His story is so compelling that it’s a bit of shame that the video is a bit over-produced, with a flashing graphics, pointless shots of Ray feeding a horse or playing darts and a constant, overbearing guitar soundtrack over the top.  The bright spot is a brilliant bit of narration by Danny Glover, but the visual overload distracts from the subject.  Aesthetically, the tone is unpleasantly close to something like 'CSI', I found myself wishing they’d just pointed the camera at Krone and let him speak.

The major point of comparison is Werner Herzog’s ‘Into the Abyss’.  This documentary is primarily a series of conversations between Herzog, death row inmates, prison workers and relatives of the condemned.  Herzog has always been an opponent of capital punishment, but this isn’t a preachy documentary.  His subject, Michael Perry, committed a reprehensible and pointless crime; murdering a woman so he could joyride in her car.  Although he denies the crime, the weight of evidence stacked against him is considerable his conviction is secure.  Herzog’s choice to focus on an unsympathetic, guilty man is, I believe, why ‘Into the Abyss’ makes a stronger and more compelling argument than ‘One For Ten’.

By interviewing the exonerated, ‘One For Ten’ sets up an unnecessary division between the innocent and the guilty on death row.  All executions, whether carried out on the innocent and guilty, and no matter what crimes the person may have committed, are equally ethically reprehensible.  After all, in one respect interviewing people exonerated of their crimes proves that the system works.  In these instances innocent people weren't executed.  I will grant that purely from the point of view of changing people’s opinions on the death penalty, concentrating on the innocent is more emotive, but I think you make a stronger and more honest argument by defending those who are least sympathetic.

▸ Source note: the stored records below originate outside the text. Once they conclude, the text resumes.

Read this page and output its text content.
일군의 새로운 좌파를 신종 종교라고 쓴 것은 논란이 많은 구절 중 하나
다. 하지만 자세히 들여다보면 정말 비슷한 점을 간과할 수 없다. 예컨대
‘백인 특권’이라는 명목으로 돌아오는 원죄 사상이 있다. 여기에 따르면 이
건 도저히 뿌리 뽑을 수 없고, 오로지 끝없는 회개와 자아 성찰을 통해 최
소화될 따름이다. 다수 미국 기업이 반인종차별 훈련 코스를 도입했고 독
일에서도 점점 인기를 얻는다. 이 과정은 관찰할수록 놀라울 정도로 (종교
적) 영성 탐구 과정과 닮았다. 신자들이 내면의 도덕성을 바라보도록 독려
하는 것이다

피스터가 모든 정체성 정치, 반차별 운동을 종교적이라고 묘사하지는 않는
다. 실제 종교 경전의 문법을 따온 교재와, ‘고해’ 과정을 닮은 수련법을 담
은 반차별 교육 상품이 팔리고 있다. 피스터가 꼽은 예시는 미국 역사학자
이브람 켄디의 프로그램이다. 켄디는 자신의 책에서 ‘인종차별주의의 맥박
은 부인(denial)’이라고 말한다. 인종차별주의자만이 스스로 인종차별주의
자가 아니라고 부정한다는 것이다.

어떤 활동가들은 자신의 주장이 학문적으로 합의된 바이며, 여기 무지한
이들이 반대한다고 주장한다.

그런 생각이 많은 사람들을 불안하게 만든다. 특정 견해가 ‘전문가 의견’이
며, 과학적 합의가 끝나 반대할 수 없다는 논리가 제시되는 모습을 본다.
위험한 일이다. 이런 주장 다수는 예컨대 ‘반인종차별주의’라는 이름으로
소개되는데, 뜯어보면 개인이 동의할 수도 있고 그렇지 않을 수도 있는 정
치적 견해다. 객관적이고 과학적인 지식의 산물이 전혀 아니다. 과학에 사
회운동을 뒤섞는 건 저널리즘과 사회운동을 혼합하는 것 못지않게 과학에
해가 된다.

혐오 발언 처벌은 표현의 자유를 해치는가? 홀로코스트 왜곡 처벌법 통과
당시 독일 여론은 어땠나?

Ceramic Slipped Cast Spray Cans by Carrie Reichardt
In the excellent art exhibition that supports this cause there was one piece that particularly stood out to me.  In a corner there are a number of letters from prisoners on death row.  They are quite moving, except one which reads “I didn't like homosexuals and killed him. ... I feel sorry for the victim's family.  Have no feelings for him".  This it made me angry, and for a microsecond I wondered if maybe this despicable person should be executed.  Would the world really be a worse place without him in it?  But the very fact that cases like these arouse those retributive feelings in me makes them better examples than exonerees.  We have to look beyond crude impulses towards retribution and examine our own ethical framework.  While I’m sure ‘One For Ten’ agree that the death penalty is universally wrong in all instances, by only using exonerees to make their argument they give a foothold to the counter-argument that execution would be justifiable if the conviction is sound beyond all doubt.


Selma James speaking.
Having said that, I wholeheartedly support this campaign and the speakers last night were convincing in both their enthusiasm and their intelligence. My favourite speaker was Selma James, who spoke with furious passion about creating a society that wants to care, rather than kill.  It was her speech that articulated what I think the overarching problems with the state having direct powers of life and death over those in its care are.  The state committing violence and murder against its own citizens in the guise of justice helps implant the ethos that murder is acceptable deep under the society's skin.  

The abolition of the death penalty in the US would not only save men like Ray Krone from the electric chair, gas chamber or lethal injection, it'd demonstrate that the state believes in the power of rehabilitation, of the idea of prison as a corrective rather than punitive measure.  For those reasons and many others, this campaign deserves to make an impact in the argument.